If you’re doing a bracket with byes and double byes where a quarter of the players get double byes, a quarter get single byes, and half get no byes, it works out neatly. So assume that the number of players is 4, 8, 16, 32, 64, etc. The way you form the bracket is to start with a bracket for double the amount of people you have, e.g. with 32 players, use a bracket for 64 players. Call the number of players who get either one or two byes N, so you have 4N players in total. Then put your double-bye players in positions 1 through N of the bracket, single bye players in positions N+1 through 2N, and no-bye players in positions 2N+1 through 3N and 5N+1 through 6N.
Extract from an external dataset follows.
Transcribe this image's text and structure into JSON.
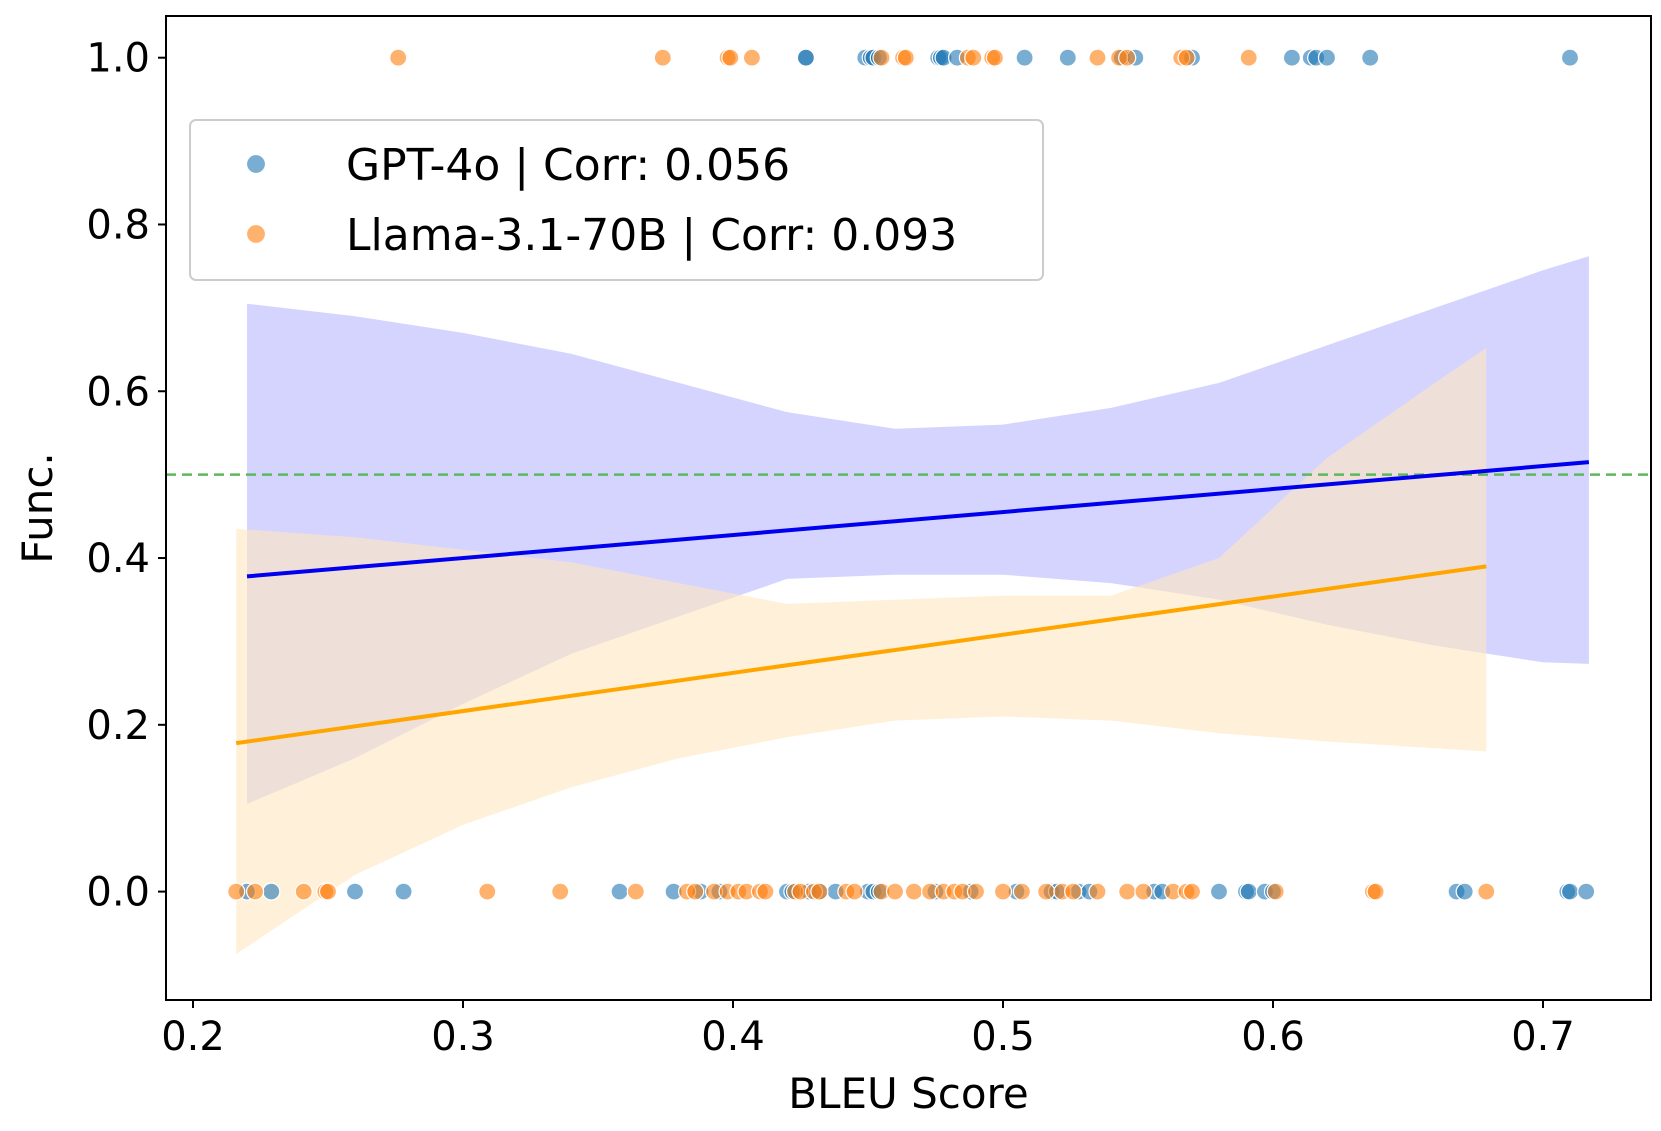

The simplest case is if you have 4 people, i.e. N=1, for which the standard 8-player [2N] bracket is:
1 vs. 8; 2 vs. 7; 3 vs. 6; 4 vs. 5
1/8 winner vs. 4/5 winner
2/7 winner vs 3/6 winner
Winners of round 2 matches.
In this case, you populate positions 1,2,3 and 6 per the above formula with the players in order of bye seeding: Double-bye #1 seed goes to slot 1, single-bye #2 seed goes to slot 2, no-bye seeds 3 and 4 go to slots 3 and 6. All of the other slots just say “bye” and the player opposite it gets a bye. Here, the only game in round 1 is seeds 3 and 4 playing each other in the 3 slot vs. the 6 slot; seeds 1 and 2 do not play, since slots 7 and 8 are empty. In round 2, seed #2 plays the winner of the 3 vs. 6 slot match. In round 3, seed 1 plays the winner of round 2. Seed 1 thus got their double-bye, and seed 2 their single bye.
In the IFPA case, with 32 players [N=8], you use a 64-player bracket and populate slots 1-8 with double byes, 9-16 with single byes, and 17-24 and 41-48 with no-byes.
If you don’t have a power of 2 number of players, it gets messier but can still be done.